# need help picking a name for my new male shepherd



## Markellca (Nov 11, 2011)

i just bought a male west german showline shepherd. His current name is zamp. and it just doesnt fit right i was hoping to get some suggestions. i would really appreciate it. looking for something strong. a good german name but others are greatly appreciated as well


----------



## fuzzybunny (Apr 29, 2011)

I don't know any German ones but here are some I like:



Thor
Rugger
Stryker
Gunner
p.s.
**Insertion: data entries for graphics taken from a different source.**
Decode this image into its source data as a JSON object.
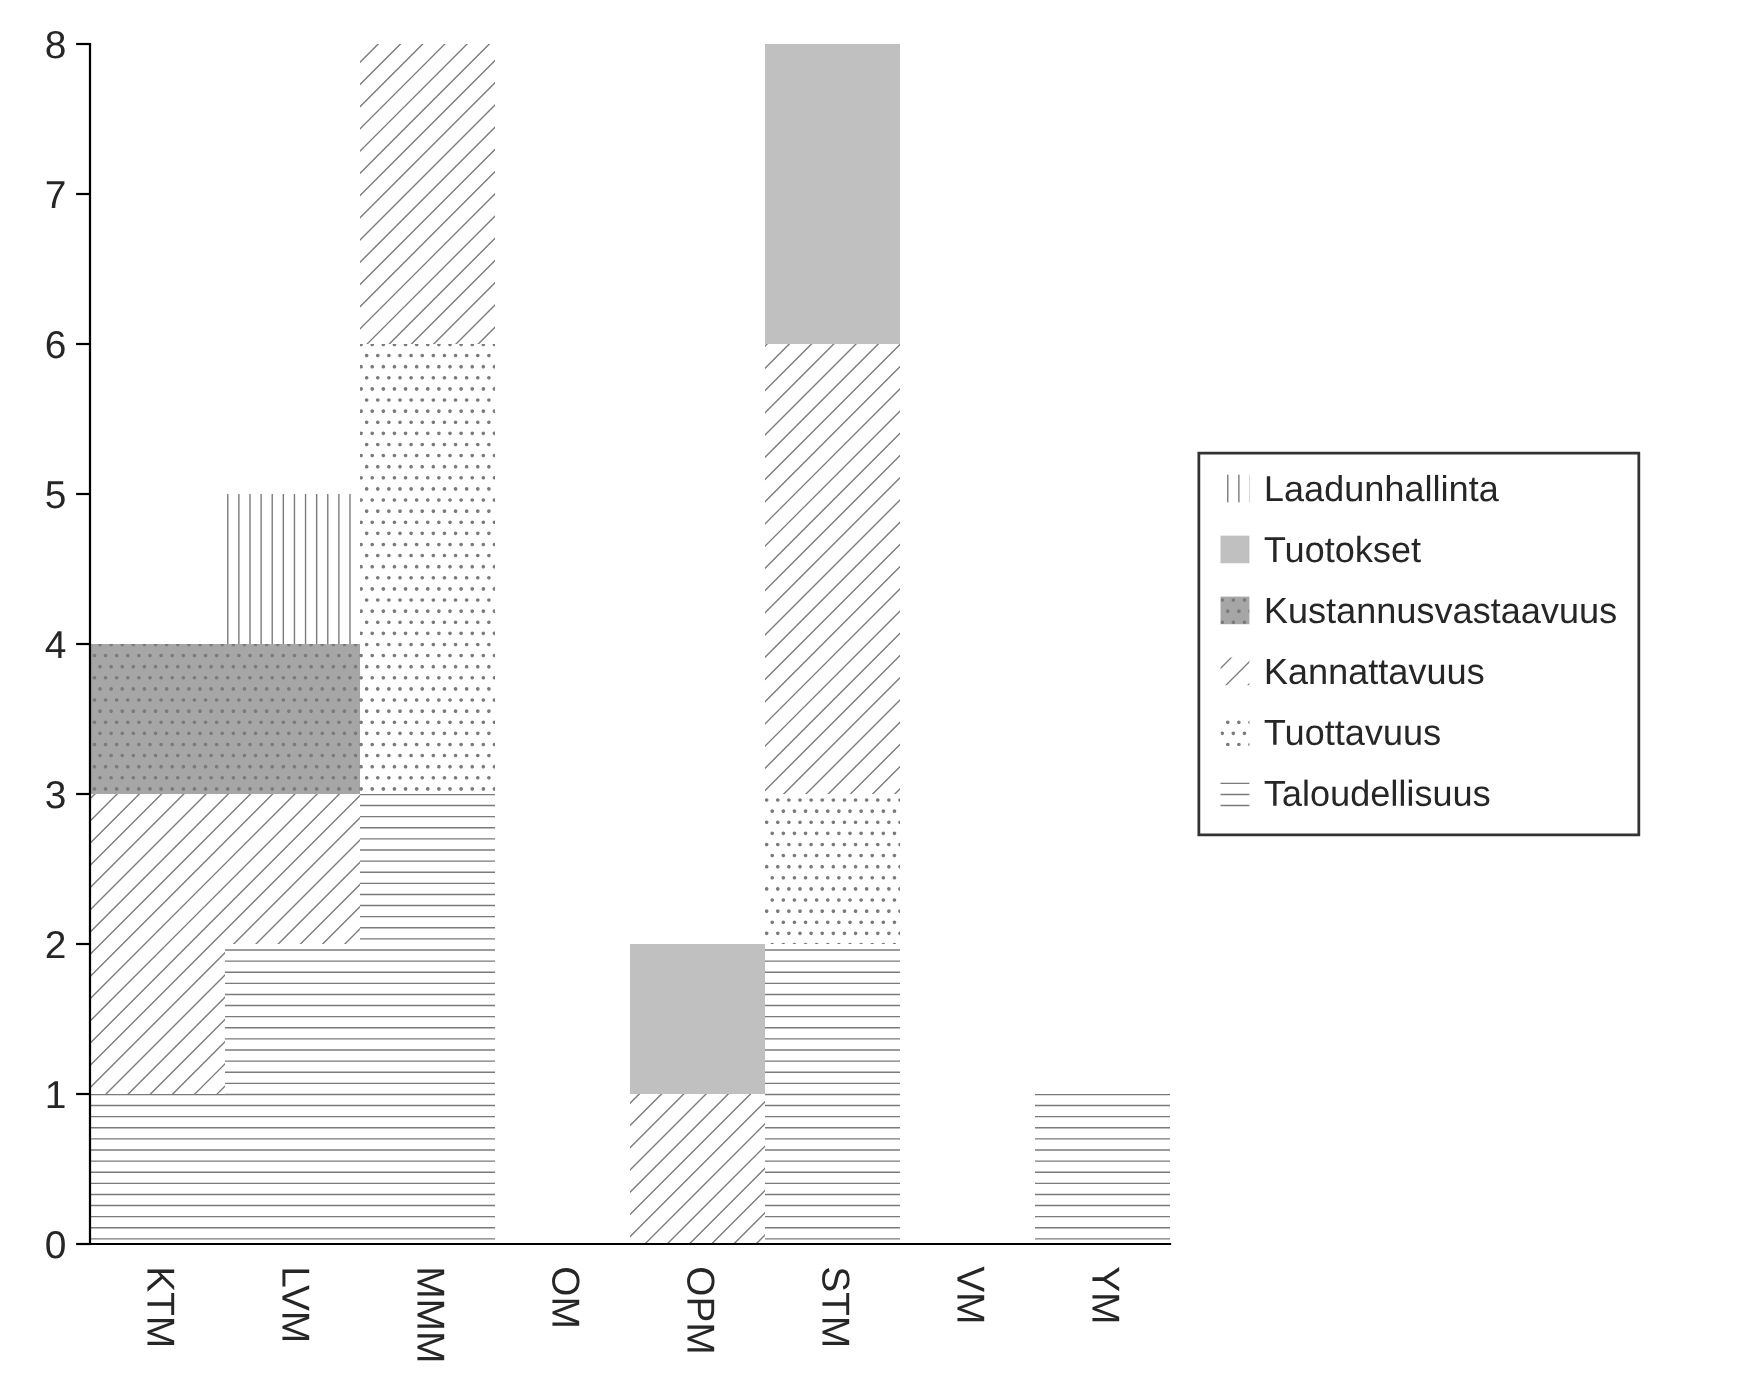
{
  "chart_data": {
    "type": "bar",
    "stacked": true,
    "categories": [
      "KTM",
      "LVM",
      "MMM",
      "OM",
      "OPM",
      "STM",
      "VM",
      "YM"
    ],
    "series": [
      {
        "name": "Taloudellisuus",
        "color": "#ffffff",
        "values": [
          1,
          2,
          3,
          0,
          0,
          2,
          0,
          1
        ]
      },
      {
        "name": "Tuottavuus",
        "color": "#ffffff",
        "values": [
          0,
          0,
          3,
          0,
          0,
          1,
          0,
          0
        ]
      },
      {
        "name": "Kannattavuus",
        "color": "#ffffff",
        "values": [
          2,
          1,
          2,
          0,
          1,
          3,
          0,
          0
        ]
      },
      {
        "name": "Kustannusvastaavuus",
        "color": "#a6a6a6",
        "values": [
          1,
          1,
          0,
          0,
          0,
          0,
          0,
          0
        ]
      },
      {
        "name": "Tuotokset",
        "color": "#c0c0c0",
        "values": [
          0,
          0,
          0,
          0,
          1,
          2,
          0,
          0
        ]
      },
      {
        "name": "Laadunhallinta",
        "color": "#ffffff",
        "values": [
          0,
          1,
          0,
          0,
          0,
          0,
          0,
          0
        ]
      }
    ],
    "ylim": [
      0,
      8
    ],
    "yticks": [
      0,
      1,
      2,
      3,
      4,
      5,
      6,
      7,
      8
    ],
    "grid": false,
    "legend": "right"
  }
}
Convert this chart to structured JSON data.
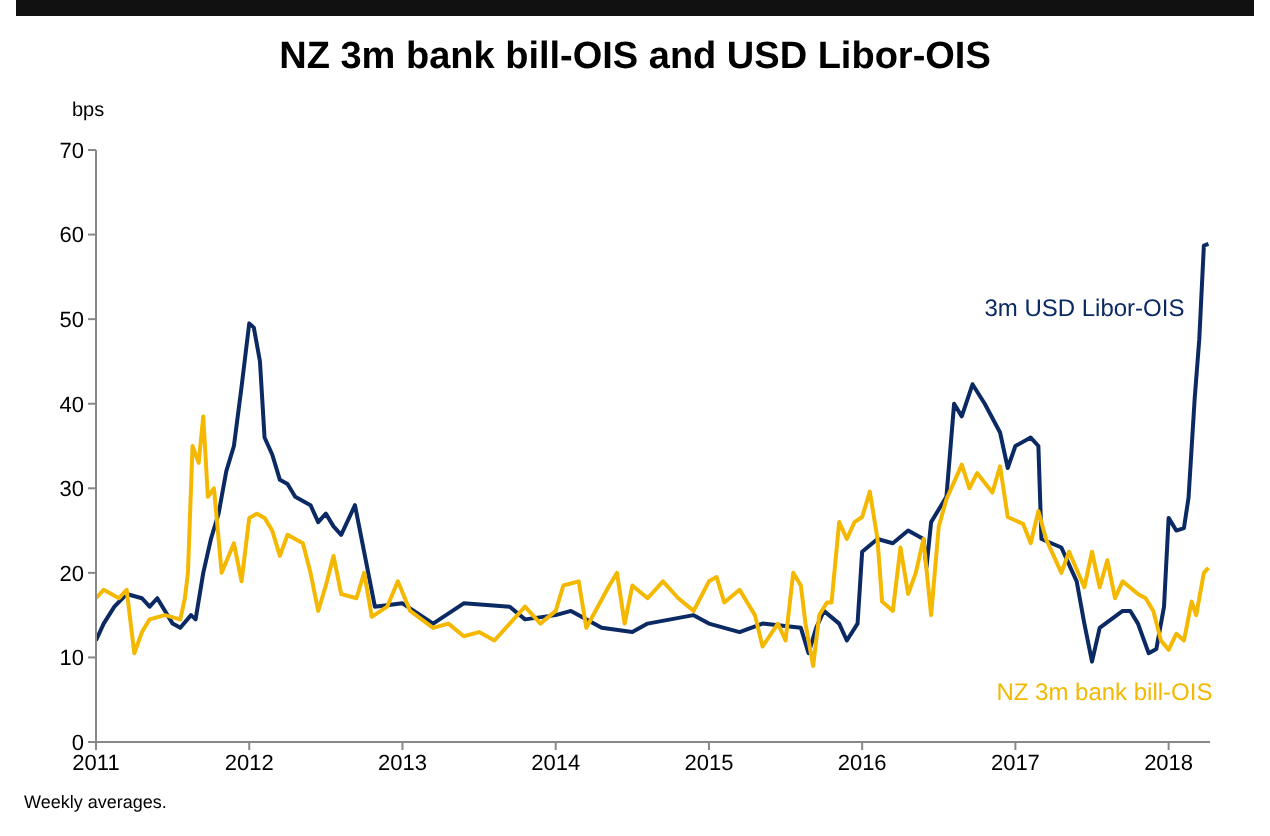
{
  "chart_data": {
    "type": "line",
    "title": "NZ 3m bank bill-OIS and USD Libor-OIS",
    "ylabel": "bps",
    "annotations": [
      "Weekly averages."
    ],
    "xlim": [
      2011,
      2018.27
    ],
    "xticks": [
      2011,
      2012,
      2013,
      2014,
      2015,
      2016,
      2017,
      2018
    ],
    "ylim": [
      0,
      70
    ],
    "yticks": [
      0,
      10,
      20,
      30,
      40,
      50,
      60,
      70
    ],
    "grid": false,
    "legend": false,
    "marker": "none",
    "line_style": "solid",
    "series": [
      {
        "name": "3m USD Libor-OIS",
        "color": "#0b2a63",
        "x": [
          2011.0,
          2011.05,
          2011.12,
          2011.2,
          2011.3,
          2011.35,
          2011.4,
          2011.5,
          2011.55,
          2011.62,
          2011.65,
          2011.7,
          2011.75,
          2011.8,
          2011.85,
          2011.9,
          2011.95,
          2012.0,
          2012.03,
          2012.07,
          2012.1,
          2012.15,
          2012.2,
          2012.25,
          2012.3,
          2012.4,
          2012.45,
          2012.5,
          2012.55,
          2012.6,
          2012.69,
          2012.82,
          2013.0,
          2013.2,
          2013.4,
          2013.7,
          2013.8,
          2014.0,
          2014.1,
          2014.3,
          2014.5,
          2014.6,
          2014.9,
          2015.0,
          2015.2,
          2015.35,
          2015.6,
          2015.65,
          2015.7,
          2015.75,
          2015.85,
          2015.9,
          2015.97,
          2016.0,
          2016.1,
          2016.2,
          2016.3,
          2016.4,
          2016.42,
          2016.45,
          2016.55,
          2016.6,
          2016.65,
          2016.72,
          2016.8,
          2016.9,
          2016.95,
          2017.0,
          2017.1,
          2017.15,
          2017.17,
          2017.3,
          2017.4,
          2017.45,
          2017.5,
          2017.55,
          2017.7,
          2017.75,
          2017.8,
          2017.87,
          2017.92,
          2017.97,
          2018.0,
          2018.05,
          2018.1,
          2018.13,
          2018.17,
          2018.2,
          2018.23,
          2018.26
        ],
        "values": [
          12,
          14,
          16,
          17.5,
          17,
          16,
          17,
          14,
          13.5,
          15,
          14.5,
          20,
          24,
          27,
          32,
          35,
          42,
          49.5,
          49,
          45,
          36,
          34,
          31,
          30.5,
          29,
          28,
          26,
          27,
          25.5,
          24.5,
          28,
          16,
          16.4,
          14,
          16.4,
          16,
          14.5,
          15,
          15.5,
          13.5,
          13,
          14,
          15,
          14,
          13,
          14,
          13.5,
          10.5,
          13.5,
          15.5,
          14,
          12,
          14,
          22.5,
          24,
          23.5,
          25,
          24,
          20.7,
          26,
          29,
          40,
          38.5,
          42.3,
          40,
          36.6,
          32.4,
          35,
          36,
          35,
          24,
          23,
          19,
          14,
          9.5,
          13.5,
          15.5,
          15.5,
          14,
          10.5,
          11,
          16,
          26.5,
          25,
          25.3,
          28.9,
          40.6,
          47.6,
          58.7,
          58.9
        ]
      },
      {
        "name": "NZ 3m bank bill-OIS",
        "color": "#f5b800",
        "x": [
          2011.0,
          2011.05,
          2011.1,
          2011.15,
          2011.2,
          2011.22,
          2011.25,
          2011.3,
          2011.35,
          2011.45,
          2011.55,
          2011.58,
          2011.6,
          2011.63,
          2011.67,
          2011.7,
          2011.73,
          2011.77,
          2011.82,
          2011.9,
          2011.95,
          2012.0,
          2012.05,
          2012.1,
          2012.15,
          2012.2,
          2012.25,
          2012.35,
          2012.4,
          2012.45,
          2012.5,
          2012.55,
          2012.6,
          2012.7,
          2012.75,
          2012.8,
          2012.9,
          2012.97,
          2013.05,
          2013.2,
          2013.3,
          2013.4,
          2013.5,
          2013.6,
          2013.7,
          2013.8,
          2013.9,
          2014.0,
          2014.05,
          2014.15,
          2014.2,
          2014.35,
          2014.4,
          2014.45,
          2014.5,
          2014.6,
          2014.7,
          2014.8,
          2014.9,
          2015.0,
          2015.05,
          2015.1,
          2015.2,
          2015.3,
          2015.35,
          2015.45,
          2015.5,
          2015.55,
          2015.6,
          2015.63,
          2015.68,
          2015.72,
          2015.77,
          2015.8,
          2015.85,
          2015.9,
          2015.95,
          2016.0,
          2016.05,
          2016.1,
          2016.13,
          2016.2,
          2016.25,
          2016.3,
          2016.35,
          2016.4,
          2016.45,
          2016.5,
          2016.55,
          2016.65,
          2016.7,
          2016.75,
          2016.85,
          2016.9,
          2016.95,
          2017.05,
          2017.1,
          2017.15,
          2017.2,
          2017.3,
          2017.35,
          2017.45,
          2017.5,
          2017.55,
          2017.6,
          2017.65,
          2017.7,
          2017.8,
          2017.85,
          2017.9,
          2017.95,
          2018.0,
          2018.05,
          2018.1,
          2018.15,
          2018.18,
          2018.23,
          2018.26
        ],
        "values": [
          17,
          18,
          17.5,
          17,
          18,
          15,
          10.5,
          13,
          14.5,
          15,
          14.5,
          17,
          20,
          35,
          33,
          38.5,
          29,
          30,
          20,
          23.5,
          19,
          26.5,
          27,
          26.5,
          25,
          22,
          24.5,
          23.5,
          20,
          15.5,
          18.5,
          22,
          17.5,
          17,
          20,
          14.8,
          16,
          19,
          15.5,
          13.5,
          14,
          12.5,
          13,
          12,
          14,
          16,
          14,
          15.5,
          18.5,
          19,
          13.5,
          18.5,
          20,
          14,
          18.5,
          17,
          19,
          17,
          15.5,
          19,
          19.5,
          16.5,
          18,
          15,
          11.3,
          14,
          12,
          20,
          18.5,
          14,
          9,
          15,
          16.5,
          16.5,
          26,
          24,
          26,
          26.6,
          29.6,
          24,
          16.6,
          15.5,
          23,
          17.5,
          20,
          24,
          15,
          25.5,
          28.7,
          32.8,
          30,
          31.8,
          29.5,
          32.6,
          26.6,
          25.8,
          23.5,
          27.3,
          24,
          20,
          22.5,
          18.3,
          22.5,
          18.3,
          21.5,
          17,
          19,
          17.5,
          17,
          15.5,
          12,
          10.9,
          12.8,
          12,
          16.6,
          15,
          20,
          20.6
        ]
      }
    ]
  }
}
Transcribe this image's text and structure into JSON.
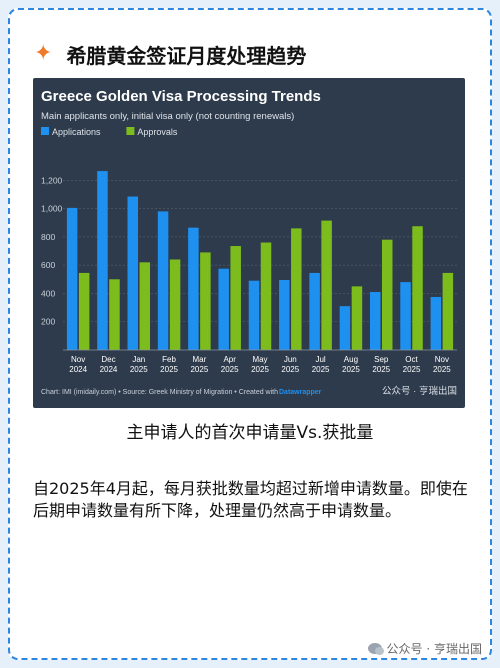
{
  "page": {
    "title": "希腊黄金签证月度处理趋势",
    "caption": "主申请人的首次申请量Vs.获批量",
    "body": "自2025年4月起，每月获批数量均超过新增申请数量。即使在后期申请数量有所下降，处理量仍然高于申请数量。",
    "footer_watermark": "公众号 · 亨瑞出国",
    "icons": {
      "header": "sparkle-icon",
      "watermark": "wechat-icon"
    }
  },
  "chart_data": {
    "type": "bar",
    "title": "Greece Golden Visa Processing Trends",
    "subtitle": "Main applicants only, initial visa only (not counting renewals)",
    "categories": [
      "Nov\n2024",
      "Dec\n2024",
      "Jan\n2025",
      "Feb\n2025",
      "Mar\n2025",
      "Apr\n2025",
      "May\n2025",
      "Jun\n2025",
      "Jul\n2025",
      "Aug\n2025",
      "Sep\n2025",
      "Oct\n2025",
      "Nov\n2025"
    ],
    "series": [
      {
        "name": "Applications",
        "color": "#1e90f0",
        "values": [
          1005,
          1265,
          1085,
          980,
          865,
          575,
          490,
          495,
          545,
          310,
          410,
          480,
          375
        ]
      },
      {
        "name": "Approvals",
        "color": "#7cbc1c",
        "values": [
          545,
          500,
          620,
          640,
          690,
          735,
          760,
          860,
          915,
          450,
          780,
          875,
          545
        ]
      }
    ],
    "yticks": [
      "200",
      "400",
      "600",
      "800",
      "1,000",
      "1,200"
    ],
    "ylim": [
      0,
      1400
    ],
    "grid": true,
    "legend": "top-left",
    "source": "Chart: IMI (imidaily.com) • Source: Greek Ministry of Migration • Created with",
    "brand": "Datawrapper",
    "watermark": "公众号 · 亨瑞出国"
  }
}
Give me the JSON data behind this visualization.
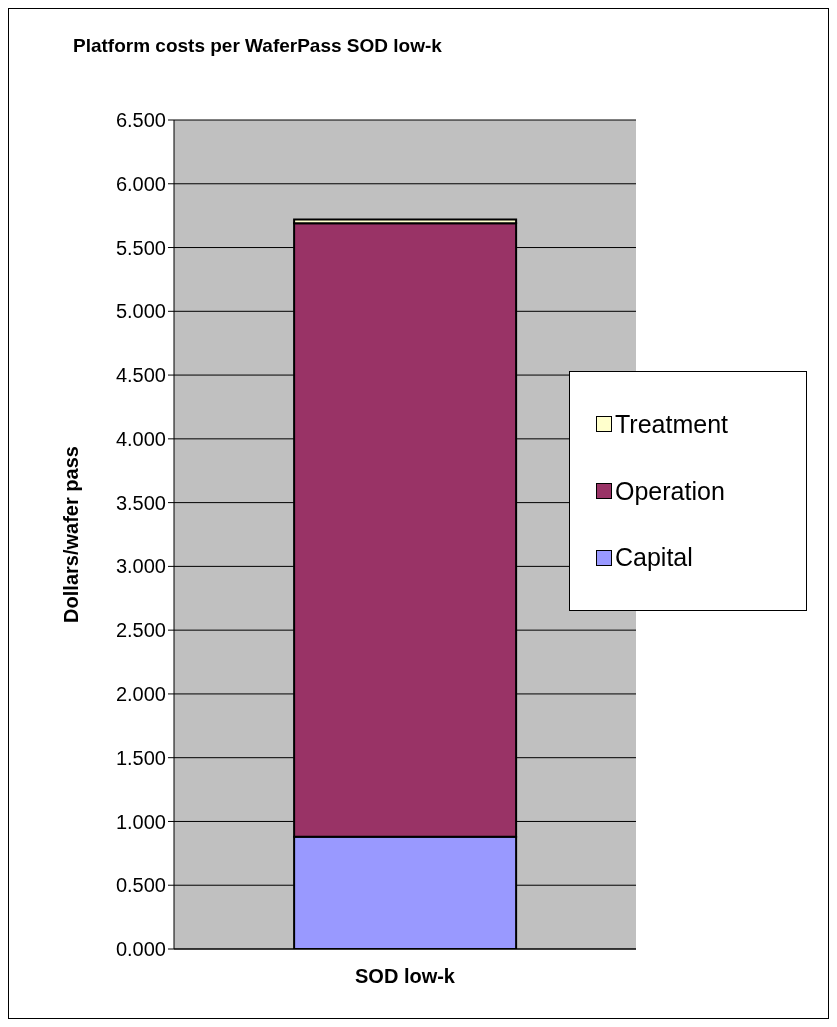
{
  "chart_data": {
    "type": "bar",
    "title": "Platform costs per WaferPass SOD low-k",
    "ylabel": "Dollars/wafer pass",
    "categories": [
      "SOD low-k"
    ],
    "stacked": true,
    "series": [
      {
        "name": "Capital",
        "color": "#9999ff",
        "values": [
          0.88
        ]
      },
      {
        "name": "Operation",
        "color": "#993366",
        "values": [
          4.81
        ]
      },
      {
        "name": "Treatment",
        "color": "#ffffcc",
        "values": [
          0.03
        ]
      }
    ],
    "ylim": [
      0,
      6.5
    ],
    "yticks": [
      {
        "value": 0,
        "label": "0.000"
      },
      {
        "value": 0.5,
        "label": "0.500"
      },
      {
        "value": 1,
        "label": "1.000"
      },
      {
        "value": 1.5,
        "label": "1.500"
      },
      {
        "value": 2,
        "label": "2.000"
      },
      {
        "value": 2.5,
        "label": "2.500"
      },
      {
        "value": 3,
        "label": "3.000"
      },
      {
        "value": 3.5,
        "label": "3.500"
      },
      {
        "value": 4,
        "label": "4.000"
      },
      {
        "value": 4.5,
        "label": "4.500"
      },
      {
        "value": 5,
        "label": "5.000"
      },
      {
        "value": 5.5,
        "label": "5.500"
      },
      {
        "value": 6,
        "label": "6.000"
      },
      {
        "value": 6.5,
        "label": "6.500"
      }
    ],
    "grid": "y",
    "legend": "right"
  }
}
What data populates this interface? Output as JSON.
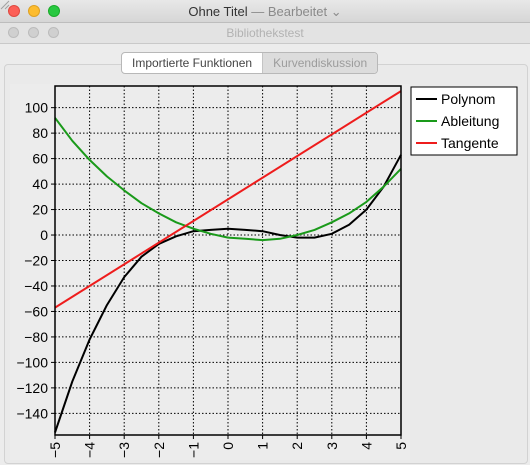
{
  "window": {
    "title": "Ohne Titel",
    "edited_suffix": "— Bearbeitet ⌄",
    "subtitle": "Bibliothekstest"
  },
  "tabs": [
    {
      "label": "Importierte Funktionen",
      "active": true
    },
    {
      "label": "Kurvendiskussion",
      "active": false
    }
  ],
  "colors": {
    "polynom": "#000000",
    "ableitung": "#1a9a1a",
    "tangente": "#ee1c1c"
  },
  "chart_data": {
    "type": "line",
    "title": "",
    "xlabel": "",
    "ylabel": "",
    "xlim": [
      -5,
      5
    ],
    "ylim": [
      -157,
      117
    ],
    "grid": true,
    "legend_position": "top-right",
    "x_ticks": [
      -5,
      -4,
      -3,
      -2,
      -1,
      0,
      1,
      2,
      3,
      4,
      5
    ],
    "y_ticks": [
      -140,
      -120,
      -100,
      -80,
      -60,
      -40,
      -20,
      0,
      20,
      40,
      60,
      80,
      100
    ],
    "series": [
      {
        "name": "Polynom",
        "color": "#000000",
        "x": [
          -5,
          -4.5,
          -4,
          -3.5,
          -3,
          -2.5,
          -2,
          -1.5,
          -1,
          -0.5,
          0,
          0.5,
          1,
          1.5,
          2,
          2.5,
          3,
          3.5,
          4,
          4.5,
          5
        ],
        "y": [
          -155,
          -115,
          -82,
          -55,
          -33,
          -17,
          -7,
          -1,
          3,
          4,
          5,
          4,
          3,
          0,
          -2,
          -2,
          1,
          8,
          20,
          38,
          63
        ]
      },
      {
        "name": "Ableitung",
        "color": "#1a9a1a",
        "x": [
          -5,
          -4.5,
          -4,
          -3.5,
          -3,
          -2.5,
          -2,
          -1.5,
          -1,
          -0.5,
          0,
          0.5,
          1,
          1.5,
          2,
          2.5,
          3,
          3.5,
          4,
          4.5,
          5
        ],
        "y": [
          92,
          74,
          59,
          46,
          35,
          25,
          17,
          10,
          5,
          1,
          -2,
          -3,
          -4,
          -3,
          0,
          4,
          10,
          17,
          26,
          38,
          52
        ]
      },
      {
        "name": "Tangente",
        "color": "#ee1c1c",
        "x": [
          -5,
          5
        ],
        "y": [
          -57,
          113
        ]
      }
    ]
  }
}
He's really beautiful!


----------



## mynameisblc (May 8, 2012)

Kendrick.


----------



## ~Saphira~ (Apr 25, 2012)

These aren't german, but... who knows..

Anthony
Dragon
Bear

He really does look like a Thor, though...


----------



## zyppi (Jun 2, 2006)

If you want to keep the Z (I think a Z dog is cool), how about Zack, Zane or Zeal?


----------



## zyppi (Jun 2, 2006)

Oh, here's a link to German Z names
German Names that start with "z", German Name Meanings, Meaning of German Names


----------



## GatorDog (Aug 17, 2011)

Gorgeous guy! He looks kind of like a Luthor to me. My favorite Z name is Zeke.


----------



## Kyad02 (Oct 21, 2011)

Zeus in keeping with the Z


----------



## marshies (May 18, 2011)

Like Zeus. 
Zodiac


----------



## qbchottu (Jul 10, 2011)

That dog's real name is Joker though right? So really he must be from a "j" litter.


----------



## The Packman (Jan 31, 2011)

fuzzybunny said:


> I don't know any German ones but here are some I like:
> 
> Stryker !


Seems to fit his picture well !

I am getting a male soon and his name is going to be either Blitz or Ranger.


----------



## Markellca (Nov 11, 2011)

Yes he was from a j litter and joker is what they originally put but it still just doesn't fit lol And thank you for all the compliments I must agree he's pretty gorgeous I keep
Looking at him and Cant believe he's all mine


----------



## doggiedad (Dec 2, 2007)

i like Zamp. the only other name that fits is Loki.


----------



## childsplay (Jan 28, 2012)

Well, I admit this is totally random, but I think he looks like a "Lincoln."


----------